I like to explain a DSL as being like Pig-Latin.
You can use Pig-Latin on English or French or Spanish or really many languages.
The main idea of using Pig-Latin is that you have to have a base language to use it on.
A DSL abstracts the base language for a different purpose, whether making it a bit easier to write HTML like Markdown or HAML both do or by using the base language for a specific purpose like writing tests (RSpec.)
A DSL is indeed a "mini-language" as stated below but specifically it is a "mini-language" which uses another language to write it.
Try some Pig-Latin
For words that begin with consonant sounds, all letters before the initial vowel are placed at the end of the word sequence. Then, "ay" is added, as in the following examples:
- "pig" → "igpay"
- "banana" → "ananabay"
- "trash" → "ashtray"
- "happy" → "appyhay"
- "duck" → "uckday"
- "glove" → "oveglay"
Try some Markdown
"Markdown is a text-to-HTML conversion tool for web writers. Markdown allows you to write using an easy-to-read, easy-to-write plain text format, then convert it to structurally valid XHTML (or HTML). " ~ Daring Fireball
Markdown makes it quicker and easier for you to write HTML in your applications but it is actually converted to HTML when the browser reads your code.
- <h1>This is First Level Header in HTML.</h1>
- # This is a First Level Header in Markdown. (one # sign)
- <h2> This is a Second Level Header in HTML.</h2>
- ## This is Second Level Header in Markdown. (two # signs)

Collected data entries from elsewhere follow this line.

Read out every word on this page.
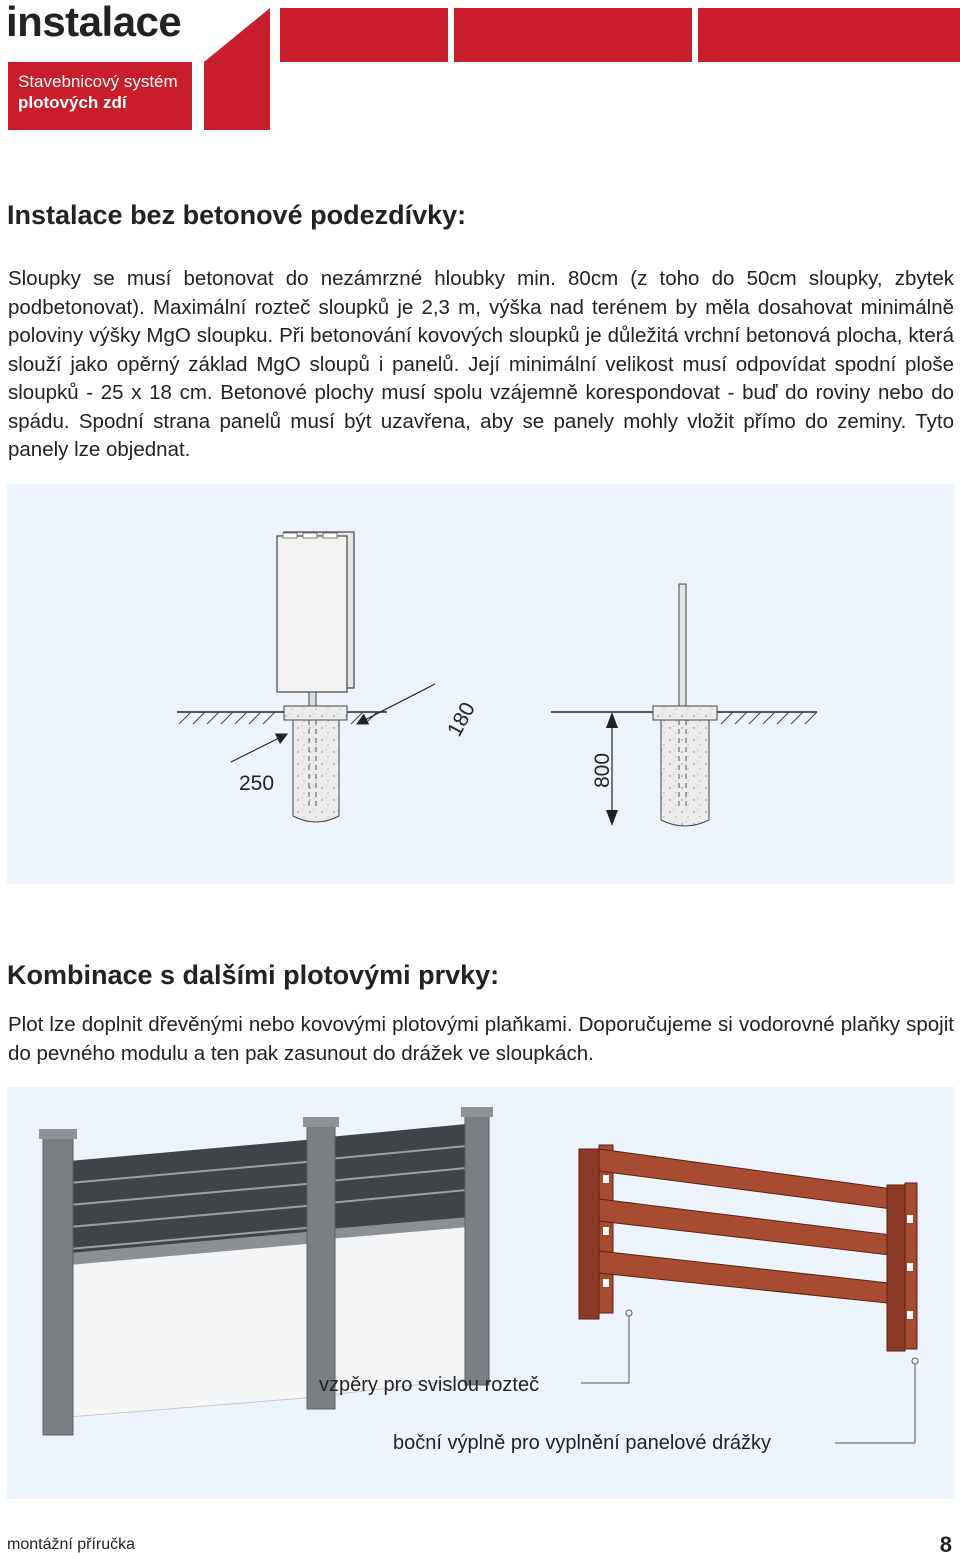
instalace
Stavebnicový systém
plotových zdí
Instalace bez betonové podezdívky:

Sloupky se musí betonovat do nezámrzné hloubky min. 80cm (z toho do 50cm sloupky, zbytek podbetonovat). Maximální rozteč sloupků je 2,3 m, výška nad terénem by měla dosahovat minimálně poloviny výšky MgO sloupku. Při betonování kovových sloupků je důležitá vrchní betonová plocha, která slouží jako opěrný základ MgO sloupů i panelů. Její minimální velikost musí odpovídat spodní ploše sloupků - 25 x 18 cm. Betonové plochy musí spolu vzájemně korespondovat - buď do roviny nebo do spádu. Spodní strana panelů musí být uzavřena, aby se panely mohly vložit přímo do zeminy. Tyto panely lze objednat.

250
180
800
Kombinace s dalšími plotovými prvky:

Plot lze doplnit dřevěnými nebo kovovými plotovými plaňkami. Doporučujeme si vodorovné plaňky spojit do pevného modulu a ten pak zasunout do drážek ve sloupkách.

vzpěry pro svislou rozteč
boční výplně pro vyplnění panelové drážky
montážní příručka	8
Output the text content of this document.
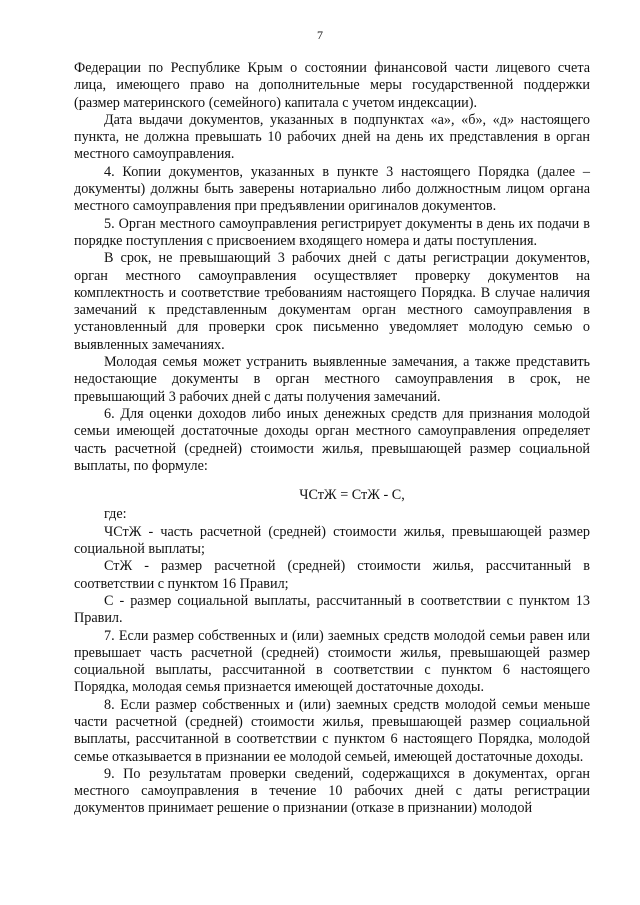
7

Федерации по Республике Крым о состоянии финансовой части лицевого счета лица, имеющего право на дополнительные меры государственной поддержки (размер материнского (семейного) капитала с учетом индексации).

Дата выдачи документов, указанных в подпунктах «а», «б», «д» настоящего пункта, не должна превышать 10 рабочих дней на день их представления в орган местного самоуправления.

4. Копии документов, указанных в пункте 3 настоящего Порядка (далее – документы) должны быть заверены нотариально либо должностным лицом органа местного самоуправления при предъявлении оригиналов документов.

5. Орган местного самоуправления регистрирует документы в день их подачи в порядке поступления с присвоением входящего номера и даты поступления.

В срок, не превышающий 3 рабочих дней с даты регистрации документов, орган местного самоуправления осуществляет проверку документов на комплектность и соответствие требованиям настоящего Порядка. В случае наличия замечаний к представленным документам орган местного самоуправления в установленный для проверки срок письменно уведомляет молодую семью о выявленных замечаниях.

Молодая семья может устранить выявленные замечания, а также представить недостающие документы в орган местного самоуправления в срок, не превышающий 3 рабочих дней с даты получения замечаний.

6. Для оценки доходов либо иных денежных средств для признания молодой семьи имеющей достаточные доходы орган местного самоуправления определяет часть расчетной (средней) стоимости жилья, превышающей размер социальной выплаты, по формуле:

ЧСтЖ = СтЖ - С,

где:

ЧСтЖ - часть расчетной (средней) стоимости жилья, превышающей размер социальной выплаты;

СтЖ - размер расчетной (средней) стоимости жилья, рассчитанный в соответствии с пунктом 16 Правил;

С - размер социальной выплаты, рассчитанный в соответствии с пунктом 13 Правил.

7. Если размер собственных и (или) заемных средств молодой семьи равен или превышает часть расчетной (средней) стоимости жилья, превышающей размер социальной выплаты, рассчитанной в соответствии с пунктом 6 настоящего Порядка, молодая семья признается имеющей достаточные доходы.

8. Если размер собственных и (или) заемных средств молодой семьи меньше части расчетной (средней) стоимости жилья, превышающей размер социальной выплаты, рассчитанной в соответствии с пунктом 6 настоящего Порядка, молодой семье отказывается в признании ее молодой семьей, имеющей достаточные доходы.

9. По результатам проверки сведений, содержащихся в документах, орган местного самоуправления в течение 10 рабочих дней с даты регистрации документов принимает решение о признании (отказе в признании) молодой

- <blockquote>This is a blockquote in HTML.</blockquote>
- < This is a blockquote in Markdown. (One < sign.)
My previous thoughts:
We were talking about DSLs at my study group this week and it finally locked into my head what a DSL is. I didn't realize that RSpec was basically ruby with extra functionality so RSpec is a DSL. And now reading this wiki post, that HTML is a DSL and YAML and HAML. Wow.
A domain-specific language (DSL) is a computer language specialized to a particular application domain. This is in contrast to a general-purpose language (GPL), which is broadly applicable across domains, and lacks specialized features for a particular domain. There are a wide variety of DSLs, ranging from widely used languages for common domains, such as HTML for web pages, down to languages used by only a single piece of software.
DSLs can be further subdivided by the kind of language, and include domain-specific markup languages, domain-specific modeling languages (more generally, specification languages), and domain-specific programming languages. Special-purpose computer languages have always existed in the computer age, but the term "domain-specific language" has become more popular due to the rise of domain-specific modeling. Simpler DSLs, particularly ones used by a single application, are sometimes informally called mini-languages.